Colecciones de artistas
La exposición 'El gabinete secreto' ha jugado a repensar y reproducir el mundo interior y personal de Miquel Navarro a partir de las piezas de su colección
El artista belga Marcel Broodthaers dijo en cierta ocasión que se había convertido en artista porque no podía ser coleccionista. Quizás por eso ideó un museo sin visitantes y sin obras. Por el contrario, Degas, el rico heredero, atesoró miles de cuadros, grabados y dibujos de algunos de los maestros clásicos en los cuales se miraba —Delacroix, Ingres o Daumier— y de sus contemporáneos —Manet, Cézanne, Gauguin y Mary Cassatt—, además de esas estampas japonesas que fueron esenciales para toda una generación.
Otra de las grandes colecciones de artista, la de Warhol, se hizo pública a su muerte —igual que la del propio Degas o la de Breton— y entonces, justo al contrario de lo que ocurrió con el desvelamiento de los tesoros de Degas en 1918, nadie entendió por qué Warhol había acumulado todo lo que en sus obras despojaba; una cantidad impresionante de antigüedades y objetos variados que traían a la memoria Ciudadano Kane. Por el contrario, Kirchner, sin tantos recursos económicos, construyó objetos simulando exotismos para decorar su estudio, mientras Dalí y Gala inventaron un mundo obsesivo en el cual, al final, se coleccionaban a sí mismos.

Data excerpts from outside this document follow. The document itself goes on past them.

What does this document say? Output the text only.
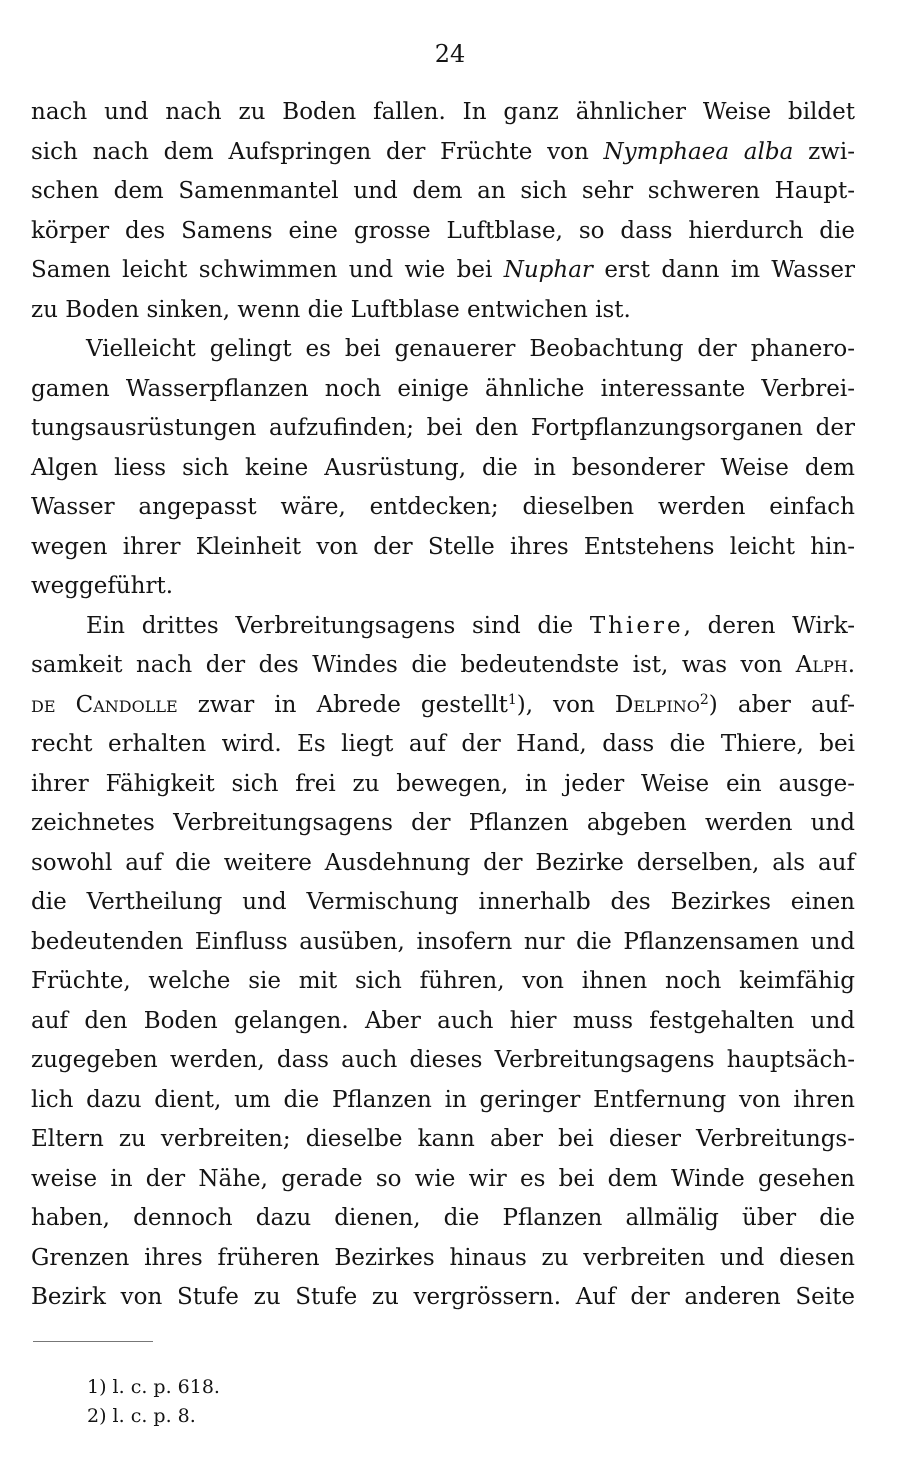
24
nach und nach zu Boden fallen. In ganz ähnlicher Weise bildet
sich nach dem Aufspringen der Früchte von Nymphaea alba zwi-
schen dem Samenmantel und dem an sich sehr schweren Haupt-
körper des Samens eine grosse Luftblase, so dass hierdurch die
Samen leicht schwimmen und wie bei Nuphar erst dann im Wasser
zu Boden sinken, wenn die Luftblase entwichen ist.
Vielleicht gelingt es bei genauerer Beobachtung der phanero-
gamen Wasserpflanzen noch einige ähnliche interessante Verbrei-
tungsausrüstungen aufzufinden; bei den Fortpflanzungsorganen der
Algen liess sich keine Ausrüstung, die in besonderer Weise dem
Wasser angepasst wäre, entdecken; dieselben werden einfach
wegen ihrer Kleinheit von der Stelle ihres Entstehens leicht hin-
weggeführt.
Ein drittes Verbreitungsagens sind die Thiere, deren Wirk-
samkeit nach der des Windes die bedeutendste ist, was von Alph.
de Candolle zwar in Abrede gestellt$^1$), von Delpino$^2$) aber auf-
recht erhalten wird. Es liegt auf der Hand, dass die Thiere, bei
ihrer Fähigkeit sich frei zu bewegen, in jeder Weise ein ausge-
zeichnetes Verbreitungsagens der Pflanzen abgeben werden und
sowohl auf die weitere Ausdehnung der Bezirke derselben, als auf
die Vertheilung und Vermischung innerhalb des Bezirkes einen
bedeutenden Einfluss ausüben, insofern nur die Pflanzensamen und
Früchte, welche sie mit sich führen, von ihnen noch keimfähig
auf den Boden gelangen. Aber auch hier muss festgehalten und
zugegeben werden, dass auch dieses Verbreitungsagens hauptsäch-
lich dazu dient, um die Pflanzen in geringer Entfernung von ihren
Eltern zu verbreiten; dieselbe kann aber bei dieser Verbreitungs-
weise in der Nähe, gerade so wie wir es bei dem Winde gesehen
haben, dennoch dazu dienen, die Pflanzen allmälig über die
Grenzen ihres früheren Bezirkes hinaus zu verbreiten und diesen
Bezirk von Stufe zu Stufe zu vergrössern. Auf der anderen Seite
1) l. c. p. 618.
2) l. c. p. 8.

En todo caso y pese a las diferentes fórmulas, encontrarse frente a frente con la colección de un artista —escritor, arquitecto…— es tener la oportunidad de repensar sus propuestas creativas, entrar un poco más en su memoria y sus deseos; encontrar explicaciones a los secretos incluso; o, sencillamente, abrir el camino a ciertas cuestiones no tan evidentes en los recorrido habituales -ya se sabe que las colecciones acaban por develarlo todo.
Es la sensación que el visitante tiene en una muestra pequeña y exquisita que se presenta ahora en el IVAM. El gabinete secreto ha jugado a repensar y reproducir el mundo interior y personal de Miquel Navarro a partir de las piezas de su colección —arte del continente africano, robots de plástico, restos arqueológicos, cactus…—. Así, confrontada la colección personal con sus bocetos, terracotas y obras de pequeño formato en los fondos del museo, se establece una inesperada línea de continuidad entre dichas piezas y cierta faceta erótica a menudo camuflada por la contundencia de sus ciudades, a través de las cuales a menudo se define a Navarro.
De pronto, el deseo se hace evidente en la obsesión por las formas y los dibujos, a menudo abiertamente sexuales y que, junto a esas piezas del origen —para Navarro las estampas japonesas de Degas—, devuelven al artista a algo parecido a un curioso “país natal”, al modo de Césaire. Se trata de una revelación inesperada, una sorpresa que, sin embargo, restituye a un artista extrañamente vulnerable que, en el montaje audaz, funde el origen y las reflexiones sobre el origen - la propia colección y la obra- de un modo inesperado y poderoso que nos lleva a repensar la mirada misma. Tal vez Navarro también se ha coleccionado a sí mismo.